Nested stdpar algorithm calls


It looks like nesting stdpar algorithm calls is not possible when targeting GPUs; for example:

std::for_each(std::execution::par, /*...*/, [](int i) {
  // ...
  std::transform(std::execution::par, /*...*/);
  // ...

I’m getting the following error when compiling code like that:

NVC++-F-0155-Compiler failed to translate accelerator region (see -Minfo messages): Unsupported procedure

I’m using nvc++ 23.9-0 64-bit target on x86-64 Linux -tp alderlake, but I’ve also seen it with older versions.

Is that a structural limitation (if yes, do you know if it’s documented)? Are there any plans to support it?


Could you please try using par on the outer and unseq on the inner and see if that gets rid of your compilation failure?

Yes, that works, but only the outer algorithm runs in parallel this way, right?
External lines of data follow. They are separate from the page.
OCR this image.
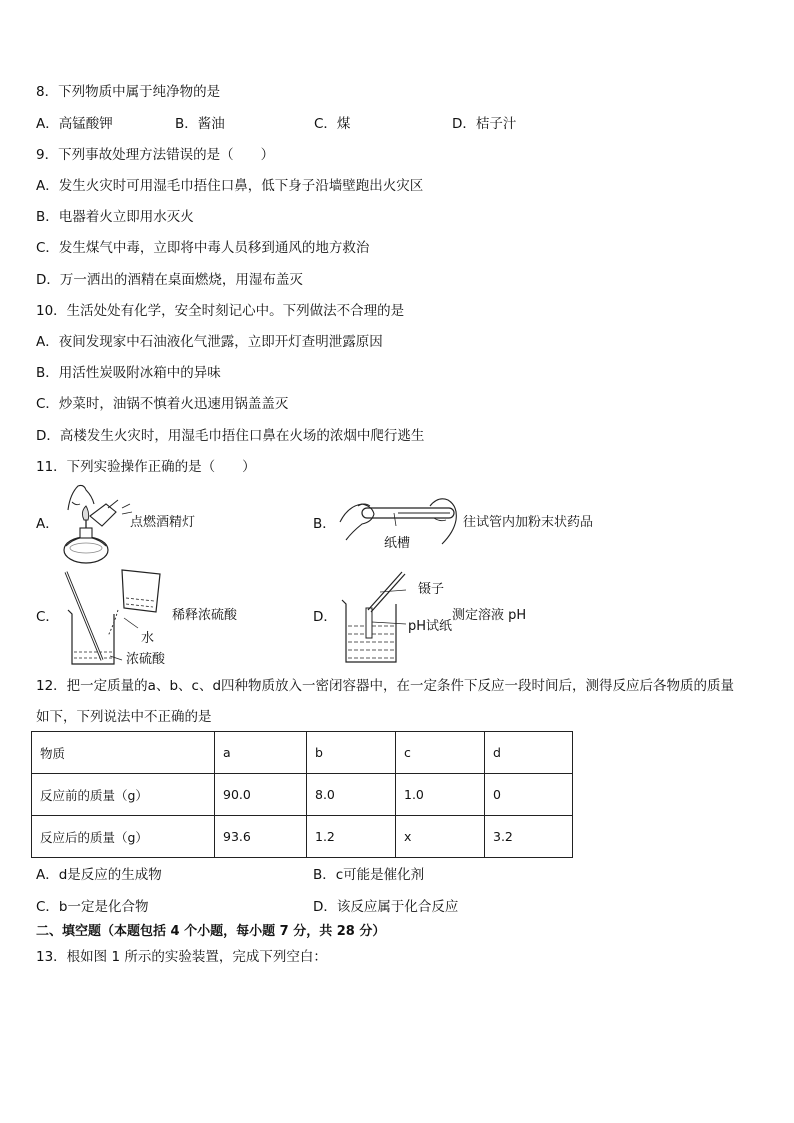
8．下列物质中属于纯净物的是
A．高锰酸钾	B．酱油	C．煤	D．桔子汁
9．下列事故处理方法错误的是（　　）
A．发生火灾时可用湿毛巾捂住口鼻，低下身子沿墙壁跑出火灾区
B．电器着火立即用水灭火
C．发生煤气中毒，立即将中毒人员移到通风的地方救治
D．万一洒出的酒精在桌面燃烧，用湿布盖灭
10．生活处处有化学，安全时刻记心中。下列做法不合理的是
A．夜间发现家中石油液化气泄露，立即开灯查明泄露原因
B．用活性炭吸附冰箱中的异味
C．炒菜时，油锅不慎着火迅速用锅盖盖灭
D．高楼发生火灾时，用湿毛巾捂住口鼻在火场的浓烟中爬行逃生
11．下列实验操作正确的是（　　）
A．	点燃酒精灯	B．
纸槽
往试管内加粉末状药品
C．
水
浓硫酸
稀释浓硫酸	D．
镊子
pH试纸
测定溶液 pH
12．把一定质量的a、b、c、d四种物质放入一密闭容器中，在一定条件下反应一段时间后，测得反应后各物质的质量
如下，下列说法中不正确的是
物质	a	b	c	d
反应前的质量（g）	90.0	8.0	1.0	0
反应后的质量（g）	93.6	1.2	x	3.2
A．d是反应的生成物	B．c可能是催化剂
C．b一定是化合物	D．该反应属于化合反应
二、填空题（本题包括 4 个小题，每小题 7 分，共 28 分）
13．根如图 1 所示的实验装置，完成下列空白：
Right, and that is a limitation currently. We have an open problem report on it internally but it is probably not high on the priority.

1 Like

Cool, thanks. It’d be exciting to have that one day.

The code snippet above is sometimes easily converted to a single parallel std::for_each (or std::transform).

However, this is not true when the inner algorithm is a scan (e.g. std::transform_inclusive_scan): currently, there’s no way you can run several parallel scans in parallel (I’m talking about GPU algorithms).